Since 2023, the size of Vietnam’s corporate bond market has hovered around 10 per cent of GDP; well below regional peers. One of the key reasons for this underdevelopment, in our view, is the limited participation of institutional investors such as insurance companies and investment funds, largely due to persistent regulatory barriers.
For example, under current rules, insurance companies are not allowed to invest in privately-issued corporate bonds used for debt restructuring. At VCBF, we manage a bond fund, but legal limits only allow us to allocate up to 10 per cent of our portfolio to privately-issued bonds. Meanwhile, the supply of publicly-offered bonds remains scarce, creating substantial challenges in executing an effective investment strategy.
We recommend revising the current 10 per cent cap on private bond holdings for investment funds to a more realistic level aligned with market conditions.
In addition, institutional reforms are needed to encourage more public bond issuance.
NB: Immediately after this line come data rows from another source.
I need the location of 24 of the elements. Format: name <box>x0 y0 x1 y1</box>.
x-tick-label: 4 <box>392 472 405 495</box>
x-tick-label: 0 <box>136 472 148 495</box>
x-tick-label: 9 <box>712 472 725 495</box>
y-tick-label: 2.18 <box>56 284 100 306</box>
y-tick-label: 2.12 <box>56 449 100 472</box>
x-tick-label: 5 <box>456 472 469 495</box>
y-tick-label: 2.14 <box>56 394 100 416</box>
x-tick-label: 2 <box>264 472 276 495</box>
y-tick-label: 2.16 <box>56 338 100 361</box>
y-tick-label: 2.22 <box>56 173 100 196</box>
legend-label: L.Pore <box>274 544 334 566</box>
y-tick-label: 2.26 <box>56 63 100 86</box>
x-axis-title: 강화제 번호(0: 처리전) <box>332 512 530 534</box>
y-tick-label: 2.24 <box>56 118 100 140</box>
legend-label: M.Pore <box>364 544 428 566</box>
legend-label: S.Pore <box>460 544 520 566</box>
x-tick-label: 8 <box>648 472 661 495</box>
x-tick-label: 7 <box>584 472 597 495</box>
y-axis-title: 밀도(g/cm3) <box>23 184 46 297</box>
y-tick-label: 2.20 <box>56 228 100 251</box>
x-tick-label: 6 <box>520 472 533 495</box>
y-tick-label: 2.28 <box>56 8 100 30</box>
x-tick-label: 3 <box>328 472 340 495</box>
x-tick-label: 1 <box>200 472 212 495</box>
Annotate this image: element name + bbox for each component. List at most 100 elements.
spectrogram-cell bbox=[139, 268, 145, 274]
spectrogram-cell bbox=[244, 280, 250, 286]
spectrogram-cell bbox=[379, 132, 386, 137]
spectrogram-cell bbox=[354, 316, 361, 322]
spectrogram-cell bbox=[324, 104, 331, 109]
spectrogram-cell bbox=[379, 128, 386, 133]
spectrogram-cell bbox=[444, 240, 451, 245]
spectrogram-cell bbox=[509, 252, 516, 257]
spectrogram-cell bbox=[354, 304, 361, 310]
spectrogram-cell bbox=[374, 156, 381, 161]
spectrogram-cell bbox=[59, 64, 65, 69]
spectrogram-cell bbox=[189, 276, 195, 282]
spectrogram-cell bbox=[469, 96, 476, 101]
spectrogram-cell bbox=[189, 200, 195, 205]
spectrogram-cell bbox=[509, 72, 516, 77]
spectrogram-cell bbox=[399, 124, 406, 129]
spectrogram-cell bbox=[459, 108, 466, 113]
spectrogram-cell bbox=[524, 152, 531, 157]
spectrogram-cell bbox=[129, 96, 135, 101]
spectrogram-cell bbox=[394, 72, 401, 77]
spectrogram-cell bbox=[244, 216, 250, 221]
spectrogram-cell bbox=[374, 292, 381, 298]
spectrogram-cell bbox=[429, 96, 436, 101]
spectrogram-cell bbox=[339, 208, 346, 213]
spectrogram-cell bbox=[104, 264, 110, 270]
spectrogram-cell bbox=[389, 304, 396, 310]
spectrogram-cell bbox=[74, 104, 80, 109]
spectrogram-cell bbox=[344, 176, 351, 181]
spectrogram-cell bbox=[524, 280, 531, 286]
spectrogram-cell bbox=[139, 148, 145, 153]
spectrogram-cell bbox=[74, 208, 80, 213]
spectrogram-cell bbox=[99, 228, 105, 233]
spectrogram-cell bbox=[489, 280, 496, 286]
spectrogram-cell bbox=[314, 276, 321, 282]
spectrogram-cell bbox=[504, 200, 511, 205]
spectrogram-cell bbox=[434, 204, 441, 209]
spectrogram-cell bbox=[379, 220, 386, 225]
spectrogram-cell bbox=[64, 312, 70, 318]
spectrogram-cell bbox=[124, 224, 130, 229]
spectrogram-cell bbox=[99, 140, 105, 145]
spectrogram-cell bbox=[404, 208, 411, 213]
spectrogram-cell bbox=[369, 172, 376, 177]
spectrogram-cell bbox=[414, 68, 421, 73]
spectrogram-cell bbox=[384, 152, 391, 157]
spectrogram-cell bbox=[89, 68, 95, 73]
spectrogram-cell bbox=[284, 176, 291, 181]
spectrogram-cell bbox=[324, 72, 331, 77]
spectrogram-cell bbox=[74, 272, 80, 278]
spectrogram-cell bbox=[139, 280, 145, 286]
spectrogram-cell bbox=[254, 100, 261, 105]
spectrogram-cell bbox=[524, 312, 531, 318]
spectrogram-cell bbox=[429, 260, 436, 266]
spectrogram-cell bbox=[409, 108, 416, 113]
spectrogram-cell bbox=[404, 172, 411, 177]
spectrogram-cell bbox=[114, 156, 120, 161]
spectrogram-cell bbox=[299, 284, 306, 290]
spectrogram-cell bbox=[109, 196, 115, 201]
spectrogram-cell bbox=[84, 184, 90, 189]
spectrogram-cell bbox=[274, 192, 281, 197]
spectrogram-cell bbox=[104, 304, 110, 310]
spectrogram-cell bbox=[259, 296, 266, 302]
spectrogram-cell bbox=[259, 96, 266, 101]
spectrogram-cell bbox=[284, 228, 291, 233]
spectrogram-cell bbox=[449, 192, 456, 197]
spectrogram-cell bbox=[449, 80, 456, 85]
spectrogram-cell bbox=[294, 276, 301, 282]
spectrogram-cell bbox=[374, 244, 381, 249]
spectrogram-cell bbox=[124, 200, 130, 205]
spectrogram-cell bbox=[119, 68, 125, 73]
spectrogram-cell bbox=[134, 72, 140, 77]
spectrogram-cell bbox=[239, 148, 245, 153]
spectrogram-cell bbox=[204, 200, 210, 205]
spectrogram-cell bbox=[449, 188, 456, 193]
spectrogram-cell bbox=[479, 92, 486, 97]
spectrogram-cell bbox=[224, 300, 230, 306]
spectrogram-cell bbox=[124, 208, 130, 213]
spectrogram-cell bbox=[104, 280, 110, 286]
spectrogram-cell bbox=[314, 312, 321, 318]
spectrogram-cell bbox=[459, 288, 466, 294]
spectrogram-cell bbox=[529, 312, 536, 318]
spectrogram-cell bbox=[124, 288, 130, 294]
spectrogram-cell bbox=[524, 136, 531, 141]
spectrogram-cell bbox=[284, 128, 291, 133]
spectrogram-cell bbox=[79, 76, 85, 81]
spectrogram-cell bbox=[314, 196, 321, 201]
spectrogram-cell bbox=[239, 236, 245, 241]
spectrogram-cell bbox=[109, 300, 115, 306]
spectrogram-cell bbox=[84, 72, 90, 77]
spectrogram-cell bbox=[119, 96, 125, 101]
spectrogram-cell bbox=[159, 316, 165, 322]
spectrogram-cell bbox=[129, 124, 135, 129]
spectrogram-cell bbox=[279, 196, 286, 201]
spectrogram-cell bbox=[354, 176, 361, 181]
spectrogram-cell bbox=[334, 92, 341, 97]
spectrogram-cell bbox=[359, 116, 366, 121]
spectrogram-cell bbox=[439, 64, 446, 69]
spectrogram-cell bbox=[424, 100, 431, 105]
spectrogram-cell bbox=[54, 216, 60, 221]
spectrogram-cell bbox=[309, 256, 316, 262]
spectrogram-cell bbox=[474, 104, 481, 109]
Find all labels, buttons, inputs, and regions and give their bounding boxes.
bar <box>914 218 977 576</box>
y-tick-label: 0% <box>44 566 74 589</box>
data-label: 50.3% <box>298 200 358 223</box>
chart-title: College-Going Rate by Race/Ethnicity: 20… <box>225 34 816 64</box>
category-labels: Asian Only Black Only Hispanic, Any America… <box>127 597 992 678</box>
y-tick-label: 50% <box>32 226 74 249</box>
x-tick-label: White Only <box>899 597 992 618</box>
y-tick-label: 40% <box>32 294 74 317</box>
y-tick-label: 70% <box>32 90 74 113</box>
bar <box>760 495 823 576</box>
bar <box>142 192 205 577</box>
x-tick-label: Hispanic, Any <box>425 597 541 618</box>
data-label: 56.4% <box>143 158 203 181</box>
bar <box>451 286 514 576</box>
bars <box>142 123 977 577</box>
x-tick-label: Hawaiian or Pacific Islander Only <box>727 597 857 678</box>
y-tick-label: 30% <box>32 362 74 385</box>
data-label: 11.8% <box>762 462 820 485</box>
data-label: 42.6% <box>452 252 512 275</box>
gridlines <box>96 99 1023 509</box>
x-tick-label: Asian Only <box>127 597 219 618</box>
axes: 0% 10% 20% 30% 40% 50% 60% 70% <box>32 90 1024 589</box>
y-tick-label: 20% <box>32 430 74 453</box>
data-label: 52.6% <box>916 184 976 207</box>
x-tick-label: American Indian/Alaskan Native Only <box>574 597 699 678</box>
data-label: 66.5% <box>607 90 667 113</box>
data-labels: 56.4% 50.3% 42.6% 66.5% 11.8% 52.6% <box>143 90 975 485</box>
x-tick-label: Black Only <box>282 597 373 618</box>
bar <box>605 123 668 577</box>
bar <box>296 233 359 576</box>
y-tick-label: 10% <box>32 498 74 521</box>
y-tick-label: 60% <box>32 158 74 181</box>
Many businesses still avoid public offerings due to overly complex and time-consuming listing procedures, which can take six months to a year. This remains a major hurdle to developing the public bond market.
We therefore propose streamlining the issuance process by integrating the offering and listing steps to reduce processing times. If the timeframe can be shortened from several months to a few weeks, it will likely boost issuance volume and improve market transparency.
Furthermore, with several major national infrastructure projects on the horizon, such as the North-South high-speed railway project, with estimated investment of $6-7 billion, the scale of capital needed will exceed what domestic financial institutions can mobilize.
To enable Vietnamese enterprises to tap international capital markets, one of the most crucial steps is to upgrade the country’s credit rating to investment grade. Vietnam is currently rated BB+; still in the non-investment grade category. A higher rating would significantly lower international funding costs for Vietnamese companies and improve their access to long-term capital at more reasonable rates, essential for implementing large-scale infrastructure projects in the future.